What Is a Property's Title?
A property’s Title is the legal documentation that includes the specifics about a property and who owns it. It is often shown in the form of a Deed.
What is a Deed?
A home’s Deed is a written document that shows who legally owns a particular property. When someone is ready to buy a house, the buyer and seller must sign a deed in order to legally transfer the property's ownership rights to the new owner.
Why Title Insurance?
When a new property is purchased, to issue a loan, the lender will require proof that there are no problems with the property’s title and that the seller has legal ownership of the property. Problems such as mechanics liens, unpaid taxes, missing heirs, etc., could impact the future ownership rights, which could lead to restrictions to the use of the property or financial loss. Title searches are completed and title insurance policies are issued to protect the lender and future owner from such problems.
The Title Search Process
Crescent Abstract’s trained title professionals will complete a thorough and extensive examination of the public land record to uncover any issues with a property’s chain of title. These searches reach back many, many years to ensure that your new ownership is free and clear of any defects.
The Three Types of Title Insurance:
Lender’s Title Policy
A Lender’s Policy, also known as a Loan Policy, is required by most lenders before issuing a mortgage. The Loan Policy protects only the lender’s interests should a title issue arise.
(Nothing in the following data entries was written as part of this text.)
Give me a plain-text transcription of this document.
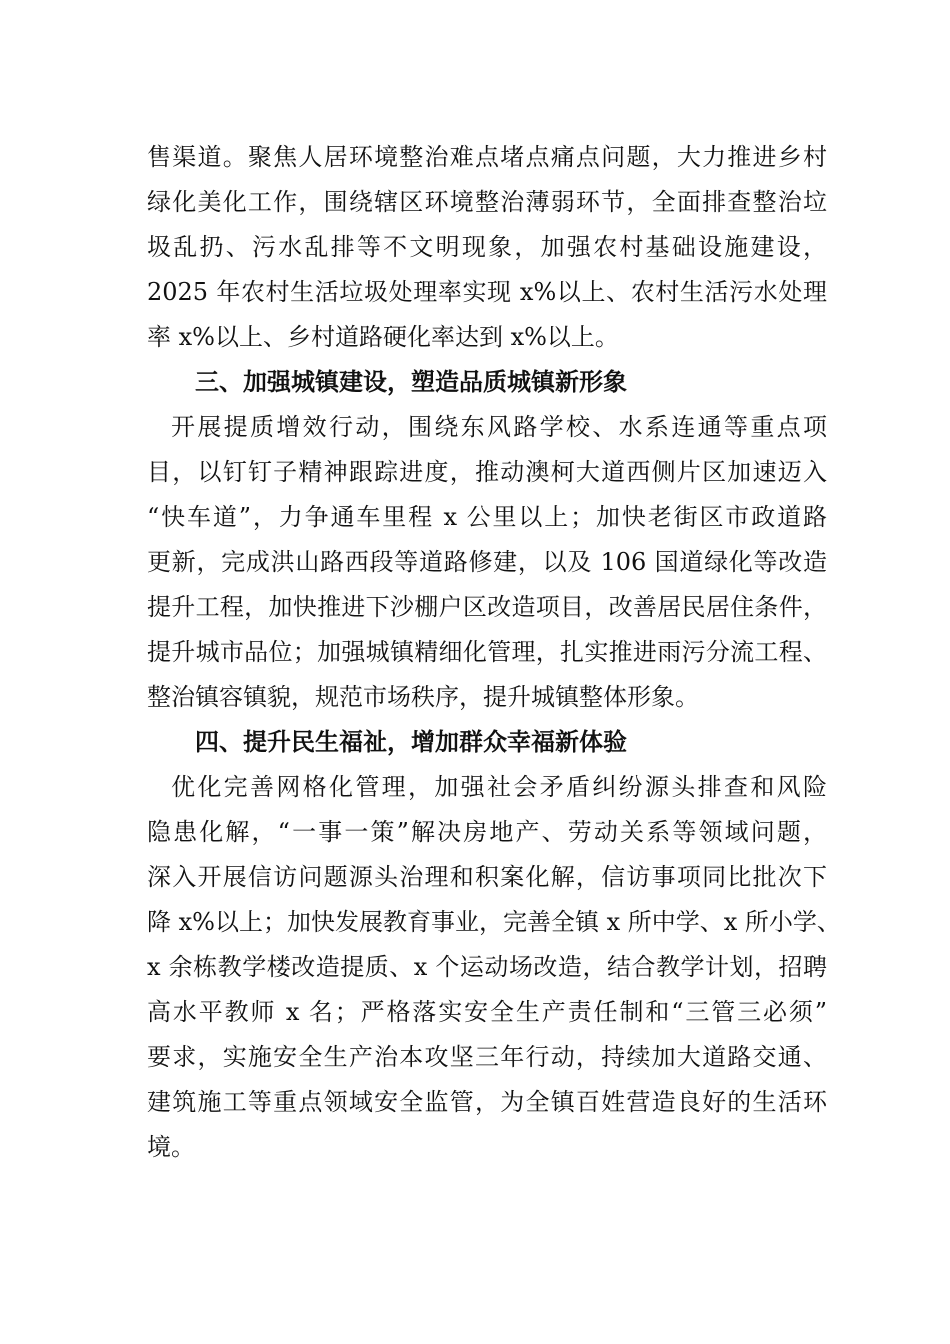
售渠道。聚焦人居环境整治难点堵点痛点问题，大力推进乡村
绿化美化工作，围绕辖区环境整治薄弱环节，全面排查整治垃
圾乱扔、污水乱排等不文明现象，加强农村基础设施建设，
2025 年农村生活垃圾处理率实现 x%以上、农村生活污水处理
率 x%以上、乡村道路硬化率达到 x%以上。
三、加强城镇建设，塑造品质城镇新形象
开展提质增效行动，围绕东风路学校、水系连通等重点项
目，以钉钉子精神跟踪进度，推动澳柯大道西侧片区加速迈入
“快车道”，力争通车里程 x 公里以上；加快老街区市政道路
更新，完成洪山路西段等道路修建，以及 106 国道绿化等改造
提升工程，加快推进下沙棚户区改造项目，改善居民居住条件，
提升城市品位；加强城镇精细化管理，扎实推进雨污分流工程、
整治镇容镇貌，规范市场秩序，提升城镇整体形象。
四、提升民生福祉，增加群众幸福新体验
优化完善网格化管理，加强社会矛盾纠纷源头排查和风险
隐患化解，“一事一策”解决房地产、劳动关系等领域问题，
深入开展信访问题源头治理和积案化解，信访事项同比批次下
降 x%以上；加快发展教育事业，完善全镇 x 所中学、x 所小学、
x 余栋教学楼改造提质、x 个运动场改造，结合教学计划，招聘
高水平教师 x 名；严格落实安全生产责任制和“三管三必须”
要求，实施安全生产治本攻坚三年行动，持续加大道路交通、
建筑施工等重点领域安全监管，为全镇百姓营造良好的生活环
境。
As the mortgage is paid down, the amount of policy coverage decreases and ultimately reduces to zero coverage once the home is paid off. A buyer’s interests are NOT protected under the Loan Policy.
Owner’s Title Insurance Policy
Just as you would purchase health insurance, auto insurance or life insurance, it is important to provide coverage for the very large investment made when buying real estate. Occasionally, title issues, such as unpaid taxes or unknown heirs to a property, can be missed at the time of title search, which is why it is vitally important to insure yourself and your investment against such problems.
Title Insurance for residential purchases are a very modest, one-time premium, based on the total cost of the property, which is paid at settlement. The Owner’s Policy protects the new owner’s financial and legal ownership. Crescent Abstract will pay for any covered claims or attempts on your title ownership for as long as you or your heirs have an interest in the property.
An owner’s policy is not always an automatic part of the settlement process, so please be sure to carefully consider the may benefits of purchasing an Owner’s Title Insurance Policy and feel free to reach out to our team with any questions you may have.
Enhanced Title Policy
While a standard Owner’s Policy protects your ownership from past defects in the chain of title, an Enhanced Title Policy will provide additional coverage for a broader scope of ownership challenges, such as:
-A document in your title is forged after the policy date
-You are forced to remove structures due to lack of a prior building or zoning violation
-You lose your land due to an existing restriction violation
Typically, an Enhanced Policy only costs about 10% more than a Standard Policy premium, which is a one-time fee paid at settlement. Another benefit of the Enhanced Policy is that your policy amount increases 10% per year, up to 150% to cover increases in your property’s value.
Enhanced Policy Cost Analysis:
Based on a $200,000 purchase price
Owner’s Policy $1,595.00
Enhanced Policy $1,754.50
Additional cost for Enhanced Policy $159.50
When refinancing, even if you use your original lender, you will most likely be required to provide a new title search and purchase a new Loan Policy. You will not need to purchase a new Owner’s Policy, since your original policy covers you and your heirs for as long as you have an interest in the property.
New Construction Homes
New Construction homes pose unique challenges when it comes to chain of title. Through time, there were likely many prior owners of the unimproved land before the builder took ownership. A title search will uncover any liens and define the legal boundaries of the newly developed property.
Most builders employ many trade providers while building a new home, which opens a new homeowner up to claims from suppliers and subcontractors claiming they were not paid for the work they did, which could result in a lien on the new home. Protecting your new investment with an Owner’s Policy will shield you from possible title related problems and pay for legal fees incurred while defending yourself against a claim.